Wall Street has reacted swiftly and forcefully, taking more than $300 billion in market cap away from Microsoft and Amazon alone this week if Amazon’s sharp drop in Thursday’s after-hours session continues. But this is where it helps to think about a long-term vision: Just because cloud growth is slowing doesn’t mean the technology isn’t still at the core of the future.

Microsoft and Amazon will continue to develop and sell their cloud computing offerings, and they will see healthy margins on it. Google continues to invest in its cloud business, adding 2,000 new employees through its acquisition of Mandiant last quarter, and executives said this week that businesses and governments are still in the early days of public cloud adoption.

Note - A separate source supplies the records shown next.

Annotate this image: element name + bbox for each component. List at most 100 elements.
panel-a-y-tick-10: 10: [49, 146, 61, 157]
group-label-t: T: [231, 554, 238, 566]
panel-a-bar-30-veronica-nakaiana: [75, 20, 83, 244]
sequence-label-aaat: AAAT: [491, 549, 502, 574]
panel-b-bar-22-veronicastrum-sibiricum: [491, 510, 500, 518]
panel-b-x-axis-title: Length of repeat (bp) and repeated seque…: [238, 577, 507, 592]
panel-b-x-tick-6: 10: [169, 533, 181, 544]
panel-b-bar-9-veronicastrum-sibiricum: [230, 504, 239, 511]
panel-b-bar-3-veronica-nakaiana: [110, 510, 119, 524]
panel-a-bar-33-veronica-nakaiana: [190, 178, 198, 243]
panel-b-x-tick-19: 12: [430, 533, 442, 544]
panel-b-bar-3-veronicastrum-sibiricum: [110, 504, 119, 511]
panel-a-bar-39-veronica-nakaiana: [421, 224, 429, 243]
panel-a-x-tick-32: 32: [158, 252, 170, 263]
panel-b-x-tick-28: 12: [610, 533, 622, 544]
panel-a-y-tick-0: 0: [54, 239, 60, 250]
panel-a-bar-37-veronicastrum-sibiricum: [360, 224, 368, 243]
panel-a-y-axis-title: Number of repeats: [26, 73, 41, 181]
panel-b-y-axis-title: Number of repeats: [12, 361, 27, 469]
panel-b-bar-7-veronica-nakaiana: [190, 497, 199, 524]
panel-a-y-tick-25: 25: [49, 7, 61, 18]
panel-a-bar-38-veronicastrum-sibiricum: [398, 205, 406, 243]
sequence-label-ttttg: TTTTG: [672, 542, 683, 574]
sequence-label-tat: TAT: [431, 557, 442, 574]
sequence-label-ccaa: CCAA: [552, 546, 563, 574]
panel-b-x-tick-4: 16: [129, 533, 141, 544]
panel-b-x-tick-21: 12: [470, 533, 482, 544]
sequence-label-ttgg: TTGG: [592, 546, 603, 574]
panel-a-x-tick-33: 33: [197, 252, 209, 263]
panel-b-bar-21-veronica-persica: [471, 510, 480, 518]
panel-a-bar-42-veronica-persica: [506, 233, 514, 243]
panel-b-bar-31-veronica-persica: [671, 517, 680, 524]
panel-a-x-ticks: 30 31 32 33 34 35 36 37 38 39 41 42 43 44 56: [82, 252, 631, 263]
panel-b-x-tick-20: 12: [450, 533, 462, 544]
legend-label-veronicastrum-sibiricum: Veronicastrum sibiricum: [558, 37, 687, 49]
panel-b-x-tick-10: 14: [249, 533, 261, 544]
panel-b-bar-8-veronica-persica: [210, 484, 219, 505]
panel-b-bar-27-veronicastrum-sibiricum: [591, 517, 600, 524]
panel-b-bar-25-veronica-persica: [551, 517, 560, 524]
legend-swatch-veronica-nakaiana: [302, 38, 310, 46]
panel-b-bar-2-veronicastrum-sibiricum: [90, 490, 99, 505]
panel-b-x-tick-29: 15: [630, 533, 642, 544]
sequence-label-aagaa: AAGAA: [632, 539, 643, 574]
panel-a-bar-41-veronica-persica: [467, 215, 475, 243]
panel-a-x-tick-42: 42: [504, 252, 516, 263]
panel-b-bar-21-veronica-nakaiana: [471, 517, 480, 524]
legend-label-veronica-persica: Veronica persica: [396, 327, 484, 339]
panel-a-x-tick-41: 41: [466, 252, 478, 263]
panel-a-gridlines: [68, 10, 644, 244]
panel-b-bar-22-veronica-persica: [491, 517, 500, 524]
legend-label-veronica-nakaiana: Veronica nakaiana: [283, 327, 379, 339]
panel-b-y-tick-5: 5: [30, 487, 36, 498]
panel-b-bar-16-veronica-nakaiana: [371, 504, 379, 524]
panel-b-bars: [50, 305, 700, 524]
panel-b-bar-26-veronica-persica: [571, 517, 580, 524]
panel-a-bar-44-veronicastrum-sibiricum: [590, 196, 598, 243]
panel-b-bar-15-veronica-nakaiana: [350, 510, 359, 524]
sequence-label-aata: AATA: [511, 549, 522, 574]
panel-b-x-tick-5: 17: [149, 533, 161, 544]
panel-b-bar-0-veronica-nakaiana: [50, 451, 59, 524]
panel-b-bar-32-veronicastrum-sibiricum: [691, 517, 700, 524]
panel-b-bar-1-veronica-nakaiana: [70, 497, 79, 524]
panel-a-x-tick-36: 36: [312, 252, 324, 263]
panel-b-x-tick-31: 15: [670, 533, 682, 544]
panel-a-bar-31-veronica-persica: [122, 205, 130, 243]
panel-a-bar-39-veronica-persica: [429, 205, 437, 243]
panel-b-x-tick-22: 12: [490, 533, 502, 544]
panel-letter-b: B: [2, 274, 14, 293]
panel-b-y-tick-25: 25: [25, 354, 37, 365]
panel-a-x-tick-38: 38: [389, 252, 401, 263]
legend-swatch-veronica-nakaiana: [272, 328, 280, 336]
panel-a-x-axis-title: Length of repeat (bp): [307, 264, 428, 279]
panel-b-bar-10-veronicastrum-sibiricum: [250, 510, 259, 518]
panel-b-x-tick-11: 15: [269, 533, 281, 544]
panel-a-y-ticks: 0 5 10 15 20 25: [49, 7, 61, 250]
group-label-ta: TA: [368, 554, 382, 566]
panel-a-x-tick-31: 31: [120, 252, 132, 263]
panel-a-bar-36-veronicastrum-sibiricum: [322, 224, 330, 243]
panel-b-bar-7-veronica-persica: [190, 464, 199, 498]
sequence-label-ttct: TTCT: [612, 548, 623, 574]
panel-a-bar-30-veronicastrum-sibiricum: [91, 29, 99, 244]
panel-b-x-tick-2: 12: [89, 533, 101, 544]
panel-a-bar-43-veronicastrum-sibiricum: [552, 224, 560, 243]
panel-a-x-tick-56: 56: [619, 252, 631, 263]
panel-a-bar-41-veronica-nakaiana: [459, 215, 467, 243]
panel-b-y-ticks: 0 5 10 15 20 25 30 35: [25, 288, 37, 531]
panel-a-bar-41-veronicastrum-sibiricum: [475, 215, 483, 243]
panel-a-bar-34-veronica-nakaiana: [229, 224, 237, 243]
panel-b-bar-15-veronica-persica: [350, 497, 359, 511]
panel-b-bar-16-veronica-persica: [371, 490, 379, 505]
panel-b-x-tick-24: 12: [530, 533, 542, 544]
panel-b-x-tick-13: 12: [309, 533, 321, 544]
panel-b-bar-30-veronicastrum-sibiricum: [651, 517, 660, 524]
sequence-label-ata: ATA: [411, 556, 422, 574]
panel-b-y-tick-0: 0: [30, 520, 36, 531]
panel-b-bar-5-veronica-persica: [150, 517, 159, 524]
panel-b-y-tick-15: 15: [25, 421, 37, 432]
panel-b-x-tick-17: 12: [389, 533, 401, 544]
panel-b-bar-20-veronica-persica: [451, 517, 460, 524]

“We are pleased with the momentum in Cloud and remain excited about the long-term opportunities,” Alphabet Chief Financial Officer Ruth Porat told analysts this week.

Many analysts agree. Dan Ives, an analyst at Wedbush Securities, said in a note this week on Microsoft that “less than 50% of the shift to the cloud is still in effect.” Growth is slowing as inflation continues and the strong dollar outside the US is hitting the revenues of many tech giants, causing many companies to cut spending, but that’s a short-term problem.

Moving to a cloud provider is not for the faint of heart, and it’s a transition that takes longer than expected in some cases. The same goes for long-term cloud investments, even if there is some pain right now. It is still a huge and important part of the technology sector, a vital activity that has enabled companies to continue to operate around the world during the pandemic. Whatever the future rate of growth, the cloud looks set to stay.